Наконец возле них, вильнув, тормознула пустая маршрутка, ездившая по маршруту «Вокзал – лесная школа». Лесная школа, расположенная километрах в десяти от Брянска, была тут всегда, сколько Катька себя помнила: сначала это был интернат для иностранных детей, отпрысков секретарей африканских и латиноамериканских компартий, потом братская помощь компартиям прекратилась, и там стали селить беженцев из бывших республик, а когда и беженцев прекратили пускать, там сделали обычную школу для трудных и запущенных детей, по большей части умственно отсталых. Лечить их уже не было денег, и в лесную школу набивали всех подряд – гиперактивных, имбецильных, испорченных наследственностью, не умеющих читать, считать, говорить, думать… Из элитного интернат стремительно превратился в отстойный – на самом деле именно такое превращение и происходит чаще всего, поскольку обычному до отстойного еще падать и падать, а элитное с ним почти смыкается. От равнодушия до ненависти очень долго, а от любви один шаг, писала одна неглупая женщина, доказывая таким образом, что любить Родину опасно, а не любить полезно.
Разумеется, и у нас, и у всех остальных…
Ну так вот, интернат стал отстойный, а педколлектив оставался тот же самый, ему некуда было деваться, и преподаватели со знанием португальского, полинезийского и суахили медленно спивались и оскотинивались на руинах своего интерната, который медленно обрушивался и дополнительно разрушался усилиями имбецилов.
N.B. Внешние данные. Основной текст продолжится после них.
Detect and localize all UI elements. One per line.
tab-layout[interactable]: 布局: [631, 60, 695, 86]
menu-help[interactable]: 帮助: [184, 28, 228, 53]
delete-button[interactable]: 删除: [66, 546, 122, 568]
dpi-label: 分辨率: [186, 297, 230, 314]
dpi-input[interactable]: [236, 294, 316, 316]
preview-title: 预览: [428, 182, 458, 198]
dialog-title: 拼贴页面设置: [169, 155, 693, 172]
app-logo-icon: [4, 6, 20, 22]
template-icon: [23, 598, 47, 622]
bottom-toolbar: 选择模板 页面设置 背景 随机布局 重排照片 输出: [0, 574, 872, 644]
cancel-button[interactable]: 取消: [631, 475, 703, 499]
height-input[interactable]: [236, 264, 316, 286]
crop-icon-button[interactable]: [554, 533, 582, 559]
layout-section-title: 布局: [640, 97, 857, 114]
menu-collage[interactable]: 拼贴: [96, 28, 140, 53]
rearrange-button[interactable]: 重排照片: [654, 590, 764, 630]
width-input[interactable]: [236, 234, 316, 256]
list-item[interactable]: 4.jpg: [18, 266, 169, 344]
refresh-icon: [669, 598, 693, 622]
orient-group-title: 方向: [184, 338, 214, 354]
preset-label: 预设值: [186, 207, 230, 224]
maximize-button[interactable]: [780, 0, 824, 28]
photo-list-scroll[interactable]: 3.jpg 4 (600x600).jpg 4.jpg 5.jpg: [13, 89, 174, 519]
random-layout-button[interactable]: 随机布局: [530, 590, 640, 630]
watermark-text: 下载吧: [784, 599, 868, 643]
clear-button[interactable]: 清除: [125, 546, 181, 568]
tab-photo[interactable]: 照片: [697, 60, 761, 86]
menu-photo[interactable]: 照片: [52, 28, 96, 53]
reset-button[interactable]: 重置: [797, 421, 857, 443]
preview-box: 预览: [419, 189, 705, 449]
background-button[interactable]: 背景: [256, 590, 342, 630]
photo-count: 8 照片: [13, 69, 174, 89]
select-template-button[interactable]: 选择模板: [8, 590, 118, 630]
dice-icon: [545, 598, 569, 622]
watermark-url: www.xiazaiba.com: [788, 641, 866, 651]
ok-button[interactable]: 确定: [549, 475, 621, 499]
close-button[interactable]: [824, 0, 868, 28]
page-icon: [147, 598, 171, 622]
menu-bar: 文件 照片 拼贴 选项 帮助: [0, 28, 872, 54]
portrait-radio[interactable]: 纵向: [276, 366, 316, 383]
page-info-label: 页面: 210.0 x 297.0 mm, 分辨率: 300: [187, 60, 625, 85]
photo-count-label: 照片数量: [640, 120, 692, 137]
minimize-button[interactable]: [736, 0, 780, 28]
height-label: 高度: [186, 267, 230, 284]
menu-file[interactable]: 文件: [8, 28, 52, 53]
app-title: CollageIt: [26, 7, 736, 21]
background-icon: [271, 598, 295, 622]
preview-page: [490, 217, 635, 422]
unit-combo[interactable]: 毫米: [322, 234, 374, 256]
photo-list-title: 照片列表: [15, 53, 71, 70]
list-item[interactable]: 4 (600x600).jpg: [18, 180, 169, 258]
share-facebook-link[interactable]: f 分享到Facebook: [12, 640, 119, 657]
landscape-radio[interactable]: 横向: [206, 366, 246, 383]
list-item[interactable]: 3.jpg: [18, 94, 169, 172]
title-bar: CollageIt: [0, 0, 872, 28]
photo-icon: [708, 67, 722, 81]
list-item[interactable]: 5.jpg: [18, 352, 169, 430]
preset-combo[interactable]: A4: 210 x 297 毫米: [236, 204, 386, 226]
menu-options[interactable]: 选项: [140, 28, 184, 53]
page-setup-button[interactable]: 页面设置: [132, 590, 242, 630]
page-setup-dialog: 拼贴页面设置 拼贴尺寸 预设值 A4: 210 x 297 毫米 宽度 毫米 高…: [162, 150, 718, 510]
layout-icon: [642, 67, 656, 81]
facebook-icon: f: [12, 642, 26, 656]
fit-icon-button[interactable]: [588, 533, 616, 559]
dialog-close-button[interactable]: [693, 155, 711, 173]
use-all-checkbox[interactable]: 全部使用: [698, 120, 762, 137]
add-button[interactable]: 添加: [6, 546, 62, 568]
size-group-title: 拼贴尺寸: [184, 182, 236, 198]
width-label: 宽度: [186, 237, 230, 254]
Одно время Никита Михалков заинтересовался роскошным некогда зданием и попытался устроить там кадетский корпус, но городские власти уперлись: девать имбецилов и педзапушенных было некуда. Маршрутка ходила туда теперь редко: те из родителей, кого еще не лишили прав, должны же были хоть иногда навещать своих отпрысков. Сейчас эта маршрутка шла пустая, и за рулем «газели» сидел румяный толстый мужик лет сорока пяти. Он широко улыбался, потому что мокрые Катька с бабушкой в самом деле представляли собой забавное зрелище, если смотреть на них глазами доброго, милого такого человека. Такого честного, с чистой совестью.
– Садитесь. Куда вам?
– Шеф, – быстро сказала Катька. – Плачу две, до Москвы. На месте еще две. Это все, что есть, серьезно. Но мне надо сегодня в Москву.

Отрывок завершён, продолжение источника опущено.